Obviously, most companies aren’t Facebook, where users only threaten to leave but most will remain. The same sorts of scandals, breaches, and failures to protect data by other organizations often result in very different and sometimes game ending scenarios.
Reputation and Response
Major breaches happen all the time. Fending off and recovering from the attack on a cyber level is one thing, responding to customers is another equally important step.

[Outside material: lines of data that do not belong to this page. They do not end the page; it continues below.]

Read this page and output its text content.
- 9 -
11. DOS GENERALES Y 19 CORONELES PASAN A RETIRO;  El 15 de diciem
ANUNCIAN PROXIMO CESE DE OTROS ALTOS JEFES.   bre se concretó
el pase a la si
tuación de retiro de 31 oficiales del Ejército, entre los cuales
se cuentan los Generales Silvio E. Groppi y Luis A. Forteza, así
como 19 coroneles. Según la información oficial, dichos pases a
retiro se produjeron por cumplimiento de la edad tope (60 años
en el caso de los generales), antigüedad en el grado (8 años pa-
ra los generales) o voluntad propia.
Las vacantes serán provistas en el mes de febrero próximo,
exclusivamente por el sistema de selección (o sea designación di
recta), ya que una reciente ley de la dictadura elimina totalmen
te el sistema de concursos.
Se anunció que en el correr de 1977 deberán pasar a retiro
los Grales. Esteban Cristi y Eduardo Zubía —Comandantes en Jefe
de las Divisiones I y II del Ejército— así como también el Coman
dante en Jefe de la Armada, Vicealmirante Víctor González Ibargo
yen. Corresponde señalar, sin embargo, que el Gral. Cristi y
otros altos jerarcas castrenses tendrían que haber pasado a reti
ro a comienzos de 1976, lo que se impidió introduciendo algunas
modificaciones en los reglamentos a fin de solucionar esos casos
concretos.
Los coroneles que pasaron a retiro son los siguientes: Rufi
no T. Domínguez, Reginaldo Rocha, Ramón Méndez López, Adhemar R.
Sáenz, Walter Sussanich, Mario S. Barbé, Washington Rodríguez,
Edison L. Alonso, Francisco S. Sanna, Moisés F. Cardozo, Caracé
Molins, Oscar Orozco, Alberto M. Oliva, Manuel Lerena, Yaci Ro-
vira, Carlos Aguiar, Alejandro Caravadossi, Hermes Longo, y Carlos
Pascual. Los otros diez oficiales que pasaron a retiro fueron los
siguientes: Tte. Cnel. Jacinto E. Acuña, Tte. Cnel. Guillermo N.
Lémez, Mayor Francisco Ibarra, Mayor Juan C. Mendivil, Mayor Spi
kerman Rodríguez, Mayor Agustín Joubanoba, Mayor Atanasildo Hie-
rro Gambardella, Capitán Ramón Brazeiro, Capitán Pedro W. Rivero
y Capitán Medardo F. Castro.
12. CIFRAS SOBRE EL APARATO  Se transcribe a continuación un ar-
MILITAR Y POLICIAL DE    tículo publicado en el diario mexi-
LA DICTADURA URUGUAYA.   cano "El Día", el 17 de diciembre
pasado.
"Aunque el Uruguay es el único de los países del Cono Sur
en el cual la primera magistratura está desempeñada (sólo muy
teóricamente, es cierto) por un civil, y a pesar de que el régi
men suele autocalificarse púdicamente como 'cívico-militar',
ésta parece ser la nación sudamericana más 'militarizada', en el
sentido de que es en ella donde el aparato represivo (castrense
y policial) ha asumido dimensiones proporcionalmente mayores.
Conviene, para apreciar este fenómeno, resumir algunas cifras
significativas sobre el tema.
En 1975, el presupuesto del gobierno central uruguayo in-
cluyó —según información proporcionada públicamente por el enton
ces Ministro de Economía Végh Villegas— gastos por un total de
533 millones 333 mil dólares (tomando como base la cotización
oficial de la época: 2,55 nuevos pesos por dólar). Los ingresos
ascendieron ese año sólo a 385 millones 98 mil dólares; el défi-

Compare the responses and results from cyber events at Norsk Hydro to at Equifax:
Norsk Hydro’s response was praised as “‘the best incident representation response plan I’ve ever seen,’ and good incident response is good for business.” They alerted customers, switched to manual operations, worked their response plan, and became transparent about steps and events. All this resulted in Norsk’s share price rising to higher than it was beforehand, despite the incident resulting in estimated losses around $40 million. Their reputation, if impacted at all, has only been improved.
On the other hand, Equifax delayed letting customers know (which also broke data breach notification laws), sold off millions in stock making it look like they had no trust in the company’s survival, built a new site which was pawned, passed phishing links onto customers and sent out the wrong notification letters. Since the breach, the company has been completely reshaped and will be run in partnership with another — but still with no announcements on data security. The list of incident response failures by Equifax goes far beyond this list. The results of the mishandled response are clearly demonstrated with their former headquarters now being an art school and their stocks trading at 15% less than a year ago.
Small businesses are not exempt. Being increasingly targeted for their own data and assets as well as for backdoor access into larger organizations, it’s essential that a plan is in place not just to prevent the inevitable but what steps to take once the unavoidable happens — because the saying is true: it’s not if but when.
As much as C-level executives may have the desire to apologize after a breach (or not) —as in any apology— what matters isn’t the words but the actions. Actions speak louder than words. Work through the company’s response plan. Be transparent. Communicate, communicate, communicate. Outline the steps the company is taking, forecast a realistic timeline and keep that updated, and be honest. “That transparency and that speed of which you get it out is critical. You can’t do like what Equifax did and sit on it for three or four months. It completely destroys trust and your brand and your company.” Finally, make lasting changes that improve the organization’s ability to protect and provide for the customer in the future — and communicate it to them.
Cybercrime is a fact of today’s business world. Companies will be hacked. Defenses will be breached. Data will be exposed. Operations will be impacted. Preparation helps minimized the damage that can be caused. Making sure you have a plan in place that works and working that plan when needed is essential. Communicating with customers in a timely manner is now part of the equation.